Targeting cancer's metabolic co-dependencies: A landscape shaped by genotype and tissue context

Abstract

Tumors cells reprogram their metabolism to fuel rapid growth. The ability to trace nutrient fluxes in the context of specific alterations has provided new mechanistic insight into the process of oncogenic transformation. A broad array of complementary genetic, epigenetic, transcriptional and translational mechanisms has been identified, revealing a metabolic landscape of cancer. However, cancer metabolism is not a static or uniform process, including within a single tumor. Tumor cells adapt to changing environmental conditions, profoundly shaping the enzymatic dependencies of individual cells. The underlying molecular mechanisms of adaptation, and the specific interactions between tumor genotype, oncogenic signaling, and tissue/biochemical context, remain incompletely understood. In this review, we examine dynamic aspects of how metabolic dependencies develop in cancer, shaped both by genotype and biochemical environment, and review how these interlaced processes generate targetable metabolic vulnerabilities. This article is part of a Special Issue entitled: Cancer Metabolism edited by Dr. Chi Van Dang.

Keywords: Cancer metabolism; Heterogeneity; Metabolic co-dependency; Oncogenic signaling; Tissue context; ecDNA.

Fig. 1. Oncogenic signaling reprograms metabolism of cancer cells to support rapid cell growth

PI3K-AKT-mTOR signal promotes glucose uptake, glycolysis and the flux of glucose carbon into fatty acids, lipid and nucleotides. Transcriptional factor MYC further enhances the glycolysis while also facilitates glutamine uptake and utilization, fatty acids, lipid and nucleotides de novo synthesis. Ras induces macropinocytosis as an alternative way of amino acids uptake. Filled green triangle target genes/pathways for PI3K; filed green circle target genes/pathways for AKT; filled green square target genes/ pathways for mTORC1; filled orange star target genes/pathways for MYC; filled pink triangle target process for Ras. GLUT1, Glucose transporter 1; MCT1, Monocarboxylate transporters 1; HK, Hexokinase; PKM, Pyruvate kinase; LDH, Lactate dehydrogenase; PDH, Pyruvate dehydrogenase; GDH, Glutamate dehydrogenase; GLS, Glutaminase; ACL, ATP citrate lyase; HMGCR, Hydroxymethylglutaryl-CoA reductase; ACC, Acetyl-CoA carboxylase; FASN, Fatty acid synthase; ASCT2, ASC amino acid transporter 2; G6P, Glucose 6-phosphate; 3PG, Glycerate 3-phosphate; PEP, Phosphoenolpyruvate; R5P, Ribose 5-phosphate; PPRP, Phosphoribosyl pyrophosphate; α-KG, α-ketoglutarate.

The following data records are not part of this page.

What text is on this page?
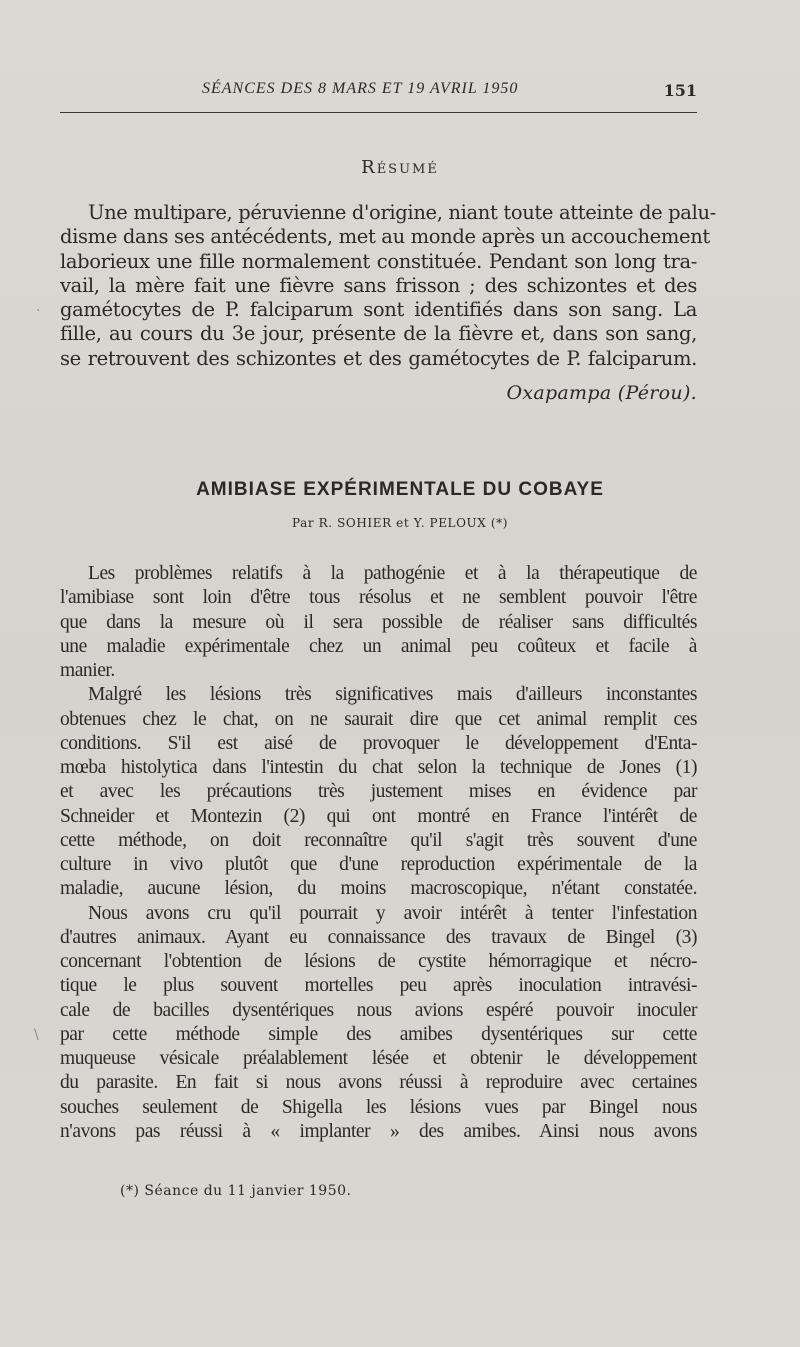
SÉANCES DES 8 MARS ET 19 AVRIL 1950	151
Résumé
Une multipare, péruvienne d'origine, niant toute atteinte de palu-
disme dans ses antécédents, met au monde après un accouchement
laborieux une fille normalement constituée. Pendant son long tra-
vail, la mère fait une fièvre sans frisson ; des schizontes et des
gamétocytes de P. falciparum sont identifiés dans son sang. La
fille, au cours du 3e jour, présente de la fièvre et, dans son sang,
se retrouvent des schizontes et des gamétocytes de P. falciparum.
Oxapampa (Pérou).
AMIBIASE EXPÉRIMENTALE DU COBAYE
Par R. SOHIER et Y. PELOUX (*)
Les problèmes relatifs à la pathogénie et à la thérapeutique de
l'amibiase sont loin d'être tous résolus et ne semblent pouvoir l'être
que dans la mesure où il sera possible de réaliser sans difficultés
une maladie expérimentale chez un animal peu coûteux et facile à
manier.
Malgré les lésions très significatives mais d'ailleurs inconstantes
obtenues chez le chat, on ne saurait dire que cet animal remplit ces
conditions. S'il est aisé de provoquer le développement d'Enta-
mœba histolytica dans l'intestin du chat selon la technique de Jones (1)
et avec les précautions très justement mises en évidence par
Schneider et Montezin (2) qui ont montré en France l'intérêt de
cette méthode, on doit reconnaître qu'il s'agit très souvent d'une
culture in vivo plutôt que d'une reproduction expérimentale de la
maladie, aucune lésion, du moins macroscopique, n'étant constatée.
Nous avons cru qu'il pourrait y avoir intérêt à tenter l'infestation
d'autres animaux. Ayant eu connaissance des travaux de Bingel (3)
concernant l'obtention de lésions de cystite hémorragique et nécro-
tique le plus souvent mortelles peu après inoculation intravési-
cale de bacilles dysentériques nous avions espéré pouvoir inoculer
par cette méthode simple des amibes dysentériques sur cette
muqueuse vésicale préalablement lésée et obtenir le développement
du parasite. En fait si nous avons réussi à reproduire avec certaines
souches seulement de Shigella les lésions vues par Bingel nous
n'avons pas réussi à « implanter » des amibes. Ainsi nous avons
(*) Séance du 11 janvier 1950.
·
\
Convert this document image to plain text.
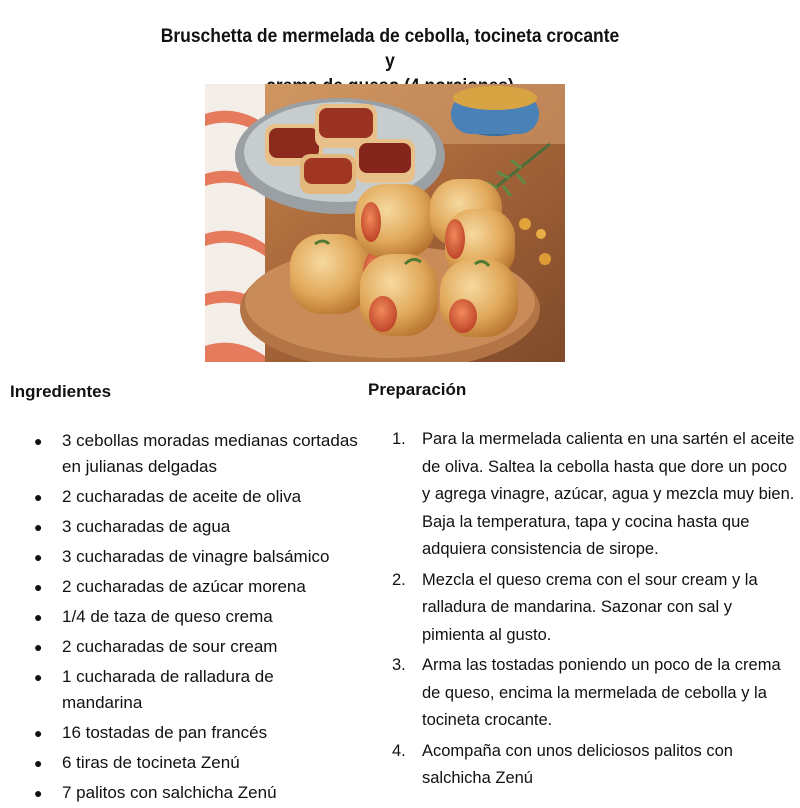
Bruschetta de mermelada de cebolla, tocineta crocante y
Ingredientes	Preparación
● 3 cebollas moradas medianas cortadas en julianas delgadas
● 2 cucharadas de aceite de oliva
● 3 cucharadas de agua
● 3 cucharadas de vinagre balsámico
● 2 cucharadas de azúcar morena
● 1/4 de taza de queso crema
● 2 cucharadas de sour cream
● 1 cucharada de ralladura de mandarina
● 16 tostadas de pan francés
● 6 tiras de tocineta Zenú
● 7 palitos con salchicha Zenú
1. Para la mermelada calienta en una sartén el aceite de oliva. Saltea la cebolla hasta que dore un poco y agrega vinagre, azúcar, agua y mezcla muy bien. Baja la temperatura, tapa y cocina hasta que adquiera consistencia de sirope.
2. Mezcla el queso crema con el sour cream y la ralladura de mandarina. Sazonar con sal y pimienta al gusto.
3. Arma las tostadas poniendo un poco de la crema de queso, encima la mermelada de cebolla y la tocineta crocante.
4. Acompaña con unos deliciosos palitos con salchicha Zenú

Fig. 2. Metabolic co-dependency of cancer cells shaped by environment and the interactions between environment, oncogenic signaling and genomic alternations

(A) Nutrient availability in the microenvironment determines metabolic dependencies of cancer cells. Cancer cells can synthesize proteins, lipids and nucleotides from different sources of nutrients, either through directly uptake from the environment or through synthesis from intermediate metabolites. (B) The interactions between environment, oncogenic signaling and genomic alternation, select favorable metabolic profiles and oncogenic signatures for tumor cells, contributing to tumor heterogeneity, tumor aggressiveness and therapeutic resistance. Metabolic stress from environment and oncogenic signaling influents DNA and histone modification of tumor cells. As a quick response, extrachromosomal DNA (ecDNA) profoundly contributes to accelerated tumor evolution and intratumoral genetic heterogeneity. Tumors also accumulate amplifications, mutations and deletions in their genome, which alters the metabolic and signaling profiles of cancer cells.

Fig. 3. Targeting metabolic co-dependency in cancer

(A) Mutations of SDHs and FH genes lead to accumulation of their individual substrates succinate and fumarate. Mutated IDHs acquire new function to convert α-KG into R-2-HG. These metabolites can inhibit α-KG dependent dioxygenases, and subsequently abolish HIF de-stabilization and DNA, histone demethylation. (B) When a metabolic gene recurrently co-amplified with a nearby oncogene, either in the form of chromosomal or extrachromosomal DNA, can drive the metabolic flux to a specific direction to aid malignant transformation, creating a metabolic co-dependency. Hitting co-amplified metabolic gene is a potential strategy to halt cancer cells. (C) Metabolic flux in normal cells comprises parallel or redundant pathways with feedback regulation mechanism, allowing metabolic plasticity. Metabolic gene co-deletion with a tumor suppressor impairs the plasticity, creating the potential to exploit synthetic lethality. (D) Oncogenes confer uncontrolled cell growth by providing sustained mitotic signal and reprogramming metabolism. Targeting reprogrammed metabolism becomes an alternative strategy when oncogene is not ideally druggable.